Ecrit par : MICHAUD | 31.05.2007
On progresse.
je n'ai pas une vision des riches contre les pauvres mais une recherche d'efficacité (avec des valeurs de justice sociale, c'est vrai).
En arrosant tous azimuths avec une mesure fiscale sans cible réelle, il y a fort à parier que cette mesure aura bien peu d'effet car elle concernera aussi bien la personne qui se décide à acheter grace au coup de pouce (et qui du coup libère éventuellement un logement social - là c'est plutôt positif), que la personne assez aisée qui n'en a pas besoin (et qui touche juste une prime sur son investissement - là c'est franchement inutile et injuste). Or l'arrosage, ce n'est pas l'efficacité. Si une mesure de defiscalisation doit être prise, il faut au minimum qu'elle ait un objectif d'intérêt général (cibler une population, un effort dans la qualité environnementale du bâti, dans l'achat en zone urbaine coûteuse pour certaines catégories de revenus...). Ici, ce n'est pas le cas.

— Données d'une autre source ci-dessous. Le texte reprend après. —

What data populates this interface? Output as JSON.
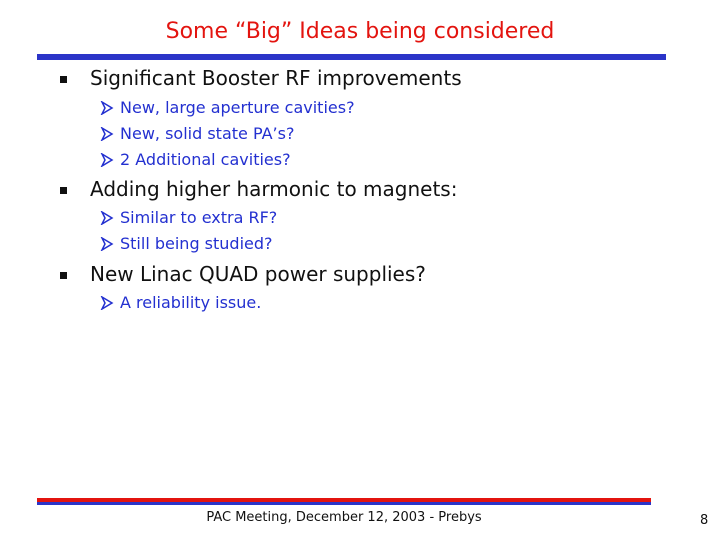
{
  "slide": {
    "title": "Some “Big” Ideas being considered",
    "bullets": [
      {
        "text": "Significant Booster RF improvements",
        "subitems": [
          "New, large aperture cavities?",
          "New, solid state PA’s?",
          "2 Additional cavities?"
        ]
      },
      {
        "text": "Adding higher harmonic to magnets:",
        "subitems": [
          "Similar to extra RF?",
          "Still being studied?"
        ]
      },
      {
        "text": "New Linac QUAD power supplies?",
        "subitems": [
          "A reliability issue."
        ]
      }
    ]
  },
  "footer": {
    "text": "PAC Meeting, December 12, 2003 - Prebys",
    "page_number": "8"
  },
  "colors": {
    "title": "#e3140f",
    "subitem": "#2330d0",
    "rule_blue": "#2b34c8",
    "rule_red": "#e3140f"
  }
}
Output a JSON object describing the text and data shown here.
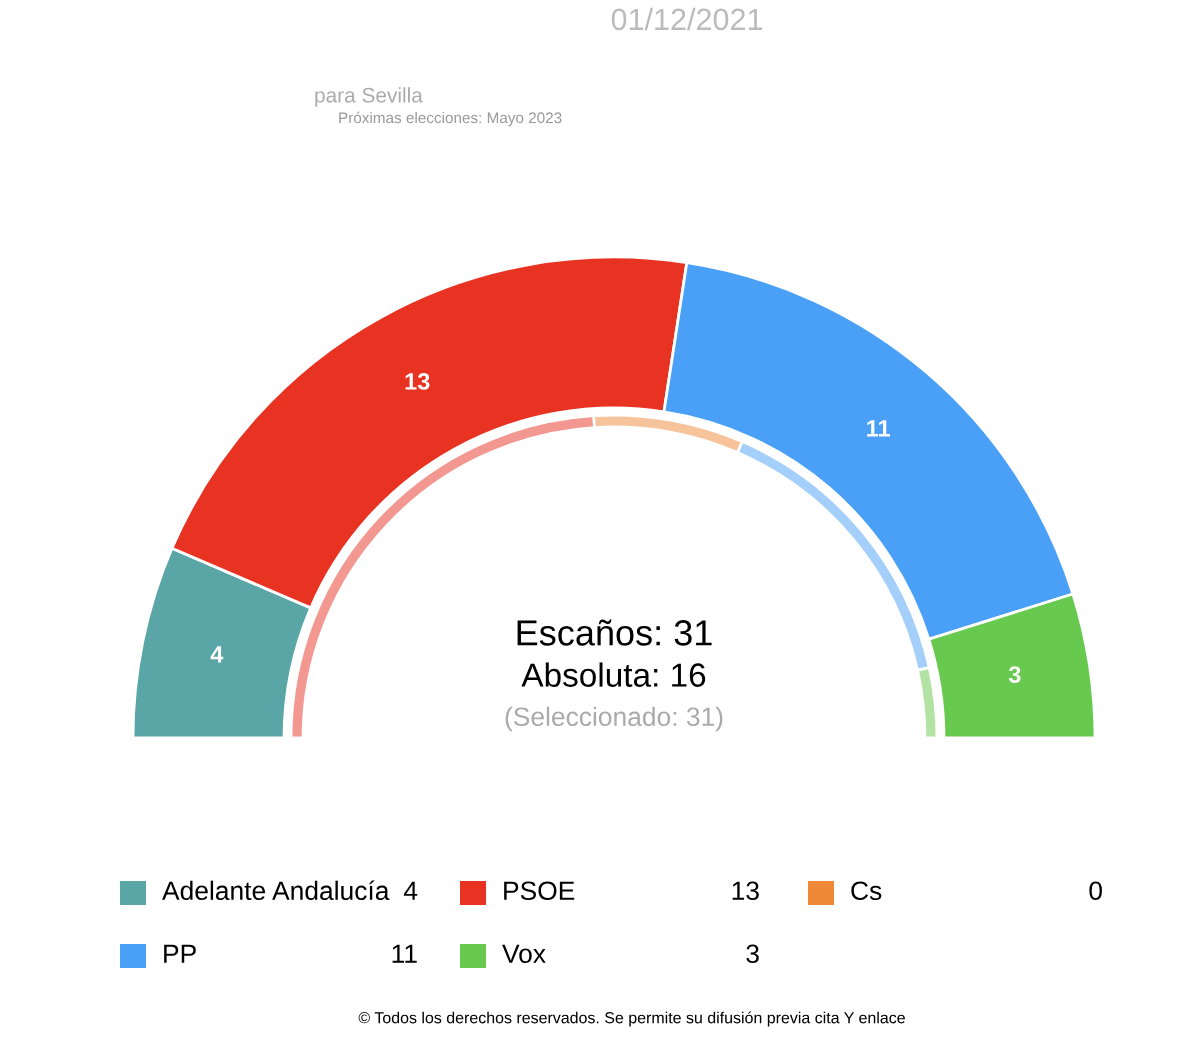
{
  "chart_data": {
    "type": "donut",
    "title": "01/12/2021",
    "subtitle": "para Sevilla",
    "categories": [
      "Adelante Andalucía",
      "PSOE",
      "Cs",
      "PP",
      "Vox"
    ],
    "colors": [
      "#5aa6a6",
      "#e83323",
      "#f0883a",
      "#4aa0f7",
      "#67c94d"
    ],
    "series": [
      {
        "values": [
          4,
          13,
          0,
          11,
          3
        ],
        "value_labels": [
          "4",
          "13",
          "0",
          "11",
          "3"
        ]
      },
      {
        "values": [
          0,
          48,
          15,
          30,
          7
        ]
      }
    ],
    "legend": "bottom",
    "annotations": [
      "Escaños: 31",
      "Absoluta: 16",
      "(Seleccionado: 31)",
      "Próximas elecciones: Mayo 2023",
      "© Todos los derechos reservados. Se permite su difusión previa cita Y enlace"
    ]
  }
}
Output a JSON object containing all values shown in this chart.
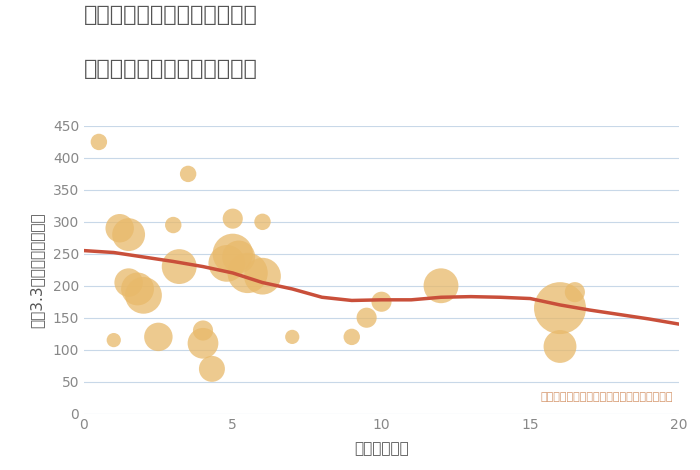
{
  "title_line1": "神奈川県横浜市中区小港町の",
  "title_line2": "駅距離別中古マンション価格",
  "xlabel": "駅距離（分）",
  "ylabel": "坪（3.3㎡）単価（万円）",
  "xlim": [
    0,
    20
  ],
  "ylim": [
    0,
    450
  ],
  "xticks": [
    0,
    5,
    10,
    15,
    20
  ],
  "yticks": [
    0,
    50,
    100,
    150,
    200,
    250,
    300,
    350,
    400,
    450
  ],
  "scatter_x": [
    0.5,
    1.0,
    1.2,
    1.5,
    1.5,
    1.8,
    2.0,
    2.5,
    3.0,
    3.2,
    3.5,
    4.0,
    4.0,
    4.3,
    4.8,
    5.0,
    5.0,
    5.2,
    5.5,
    6.0,
    6.0,
    7.0,
    9.0,
    9.5,
    10.0,
    12.0,
    16.0,
    16.0,
    16.5
  ],
  "scatter_y": [
    425,
    115,
    290,
    280,
    205,
    195,
    185,
    120,
    295,
    230,
    375,
    110,
    130,
    70,
    235,
    305,
    250,
    245,
    220,
    215,
    300,
    120,
    120,
    150,
    175,
    200,
    165,
    105,
    190
  ],
  "scatter_size": [
    20,
    15,
    60,
    80,
    60,
    80,
    100,
    60,
    20,
    90,
    20,
    70,
    30,
    50,
    100,
    30,
    120,
    80,
    120,
    100,
    20,
    15,
    20,
    30,
    30,
    90,
    200,
    80,
    30
  ],
  "trend_x": [
    0,
    1,
    2,
    3,
    4,
    5,
    6,
    7,
    8,
    9,
    10,
    11,
    12,
    13,
    14,
    15,
    16,
    17,
    18,
    19,
    20
  ],
  "trend_y": [
    255,
    252,
    245,
    238,
    230,
    220,
    205,
    195,
    182,
    177,
    178,
    178,
    182,
    183,
    182,
    180,
    170,
    162,
    155,
    148,
    140
  ],
  "scatter_color": "#E8B96A",
  "scatter_alpha": 0.75,
  "trend_color": "#C94F3A",
  "trend_linewidth": 2.5,
  "background_color": "#FFFFFF",
  "grid_color": "#C8D8E8",
  "title_color": "#555555",
  "axis_label_color": "#555555",
  "tick_color": "#888888",
  "annotation_text": "円の大きさは、取引のあった物件面積を示す",
  "annotation_color": "#D4956A",
  "title_fontsize": 16,
  "axis_label_fontsize": 11,
  "tick_fontsize": 10
}
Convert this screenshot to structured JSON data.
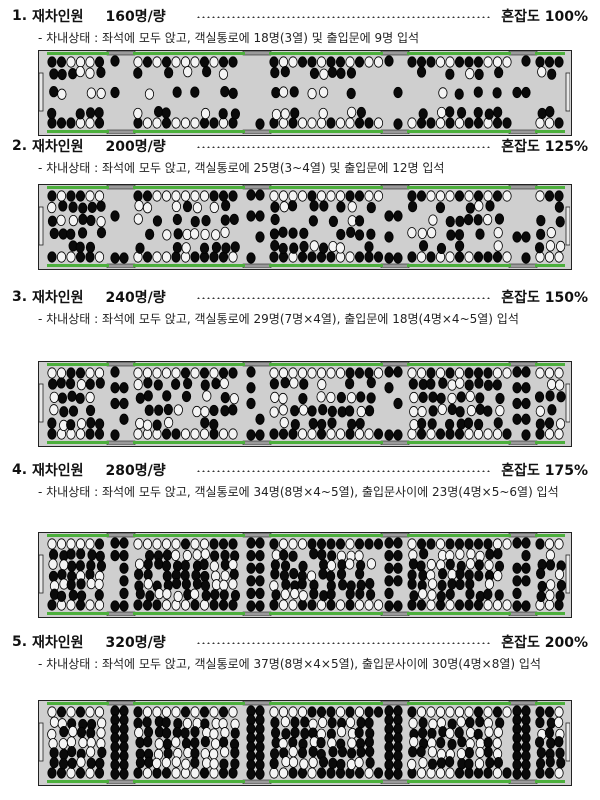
{
  "sections": [
    {
      "number": "1.",
      "label": "재차인원",
      "count": "160명/량",
      "congestion": "혼잡도 100%",
      "description": "- 차내상태 : 좌석에 모두 앉고, 객실통로에 18명(3열) 및 출입문에 9명 입석",
      "layout": {
        "door_rows": 3,
        "aisle_rows": 3,
        "aisle_fill": 0.55,
        "door_fill": 0.4
      }
    },
    {
      "number": "2.",
      "label": "재차인원",
      "count": "200명/량",
      "congestion": "혼잡도 125%",
      "description": "- 차내상태 : 좌석에 모두 앉고, 객실통로에 25명(3~4열) 및 출입문에 12명 입석",
      "layout": {
        "door_rows": 4,
        "aisle_rows": 4,
        "aisle_fill": 0.65,
        "door_fill": 0.5
      }
    },
    {
      "number": "3.",
      "label": "재차인원",
      "count": "240명/량",
      "congestion": "혼잡도 150%",
      "description": "- 차내상태 : 좌석에 모두 앉고, 객실통로에 29명(7명×4열), 출입문에 18명(4명×4~5열) 입석",
      "layout": {
        "door_rows": 5,
        "aisle_rows": 4,
        "aisle_fill": 0.8,
        "door_fill": 0.7
      }
    },
    {
      "number": "4.",
      "label": "재차인원",
      "count": "280명/량",
      "congestion": "혼잡도 175%",
      "description": "- 차내상태 : 좌석에 모두 앉고, 객실통로에 34명(8명×4~5열), 출입문사이에 23명(4명×5~6열) 입석",
      "layout": {
        "door_rows": 6,
        "aisle_rows": 5,
        "aisle_fill": 0.9,
        "door_fill": 0.8
      }
    },
    {
      "number": "5.",
      "label": "재차인원",
      "count": "320명/량",
      "congestion": "혼잡도 200%",
      "description": "- 차내상태 : 좌석에 모두 앉고, 객실통로에 37명(8명×4×5열), 출입문사이에 30명(4명×8열) 입석",
      "layout": {
        "door_rows": 8,
        "aisle_rows": 5,
        "aisle_fill": 1.0,
        "door_fill": 1.0
      }
    }
  ],
  "colors": {
    "car_body": "#cfcfcf",
    "seat_green": "#4caf3c",
    "door_grey": "#9a9a9a",
    "passenger_dark": "#0a0a0a",
    "passenger_light": "#f4f4f4",
    "outline": "#222222"
  }
}
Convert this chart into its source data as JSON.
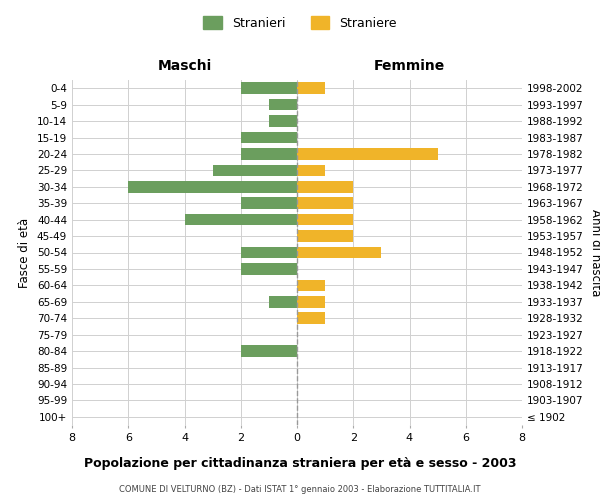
{
  "age_groups": [
    "0-4",
    "5-9",
    "10-14",
    "15-19",
    "20-24",
    "25-29",
    "30-34",
    "35-39",
    "40-44",
    "45-49",
    "50-54",
    "55-59",
    "60-64",
    "65-69",
    "70-74",
    "75-79",
    "80-84",
    "85-89",
    "90-94",
    "95-99",
    "100+"
  ],
  "birth_years": [
    "1998-2002",
    "1993-1997",
    "1988-1992",
    "1983-1987",
    "1978-1982",
    "1973-1977",
    "1968-1972",
    "1963-1967",
    "1958-1962",
    "1953-1957",
    "1948-1952",
    "1943-1947",
    "1938-1942",
    "1933-1937",
    "1928-1932",
    "1923-1927",
    "1918-1922",
    "1913-1917",
    "1908-1912",
    "1903-1907",
    "≤ 1902"
  ],
  "males": [
    2,
    1,
    1,
    2,
    2,
    3,
    6,
    2,
    4,
    0,
    2,
    2,
    0,
    1,
    0,
    0,
    2,
    0,
    0,
    0,
    0
  ],
  "females": [
    1,
    0,
    0,
    0,
    5,
    1,
    2,
    2,
    2,
    2,
    3,
    0,
    1,
    1,
    1,
    0,
    0,
    0,
    0,
    0,
    0
  ],
  "male_color": "#6b9e5e",
  "female_color": "#f0b429",
  "title": "Popolazione per cittadinanza straniera per età e sesso - 2003",
  "subtitle": "COMUNE DI VELTURNO (BZ) - Dati ISTAT 1° gennaio 2003 - Elaborazione TUTTITALIA.IT",
  "xlabel_left": "Maschi",
  "xlabel_right": "Femmine",
  "ylabel_left": "Fasce di età",
  "ylabel_right": "Anni di nascita",
  "legend_male": "Stranieri",
  "legend_female": "Straniere",
  "xlim": 8,
  "background_color": "#ffffff",
  "grid_color": "#d0d0d0"
}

Nicolas Sarkozy procède à une annonce. Nous sommes dans une logique de communication sans réel souci du lendemain, et non dans la définition d'une politique.
Sans doute ne vais-je pas vous convaincre, mais je considère que ce qui est dogmatique, c'est le discours sur la baisse des prélèvements obligatoires sans but précis qui aboutit mécaniquement à un désengagement larvé des pouvoirs publics.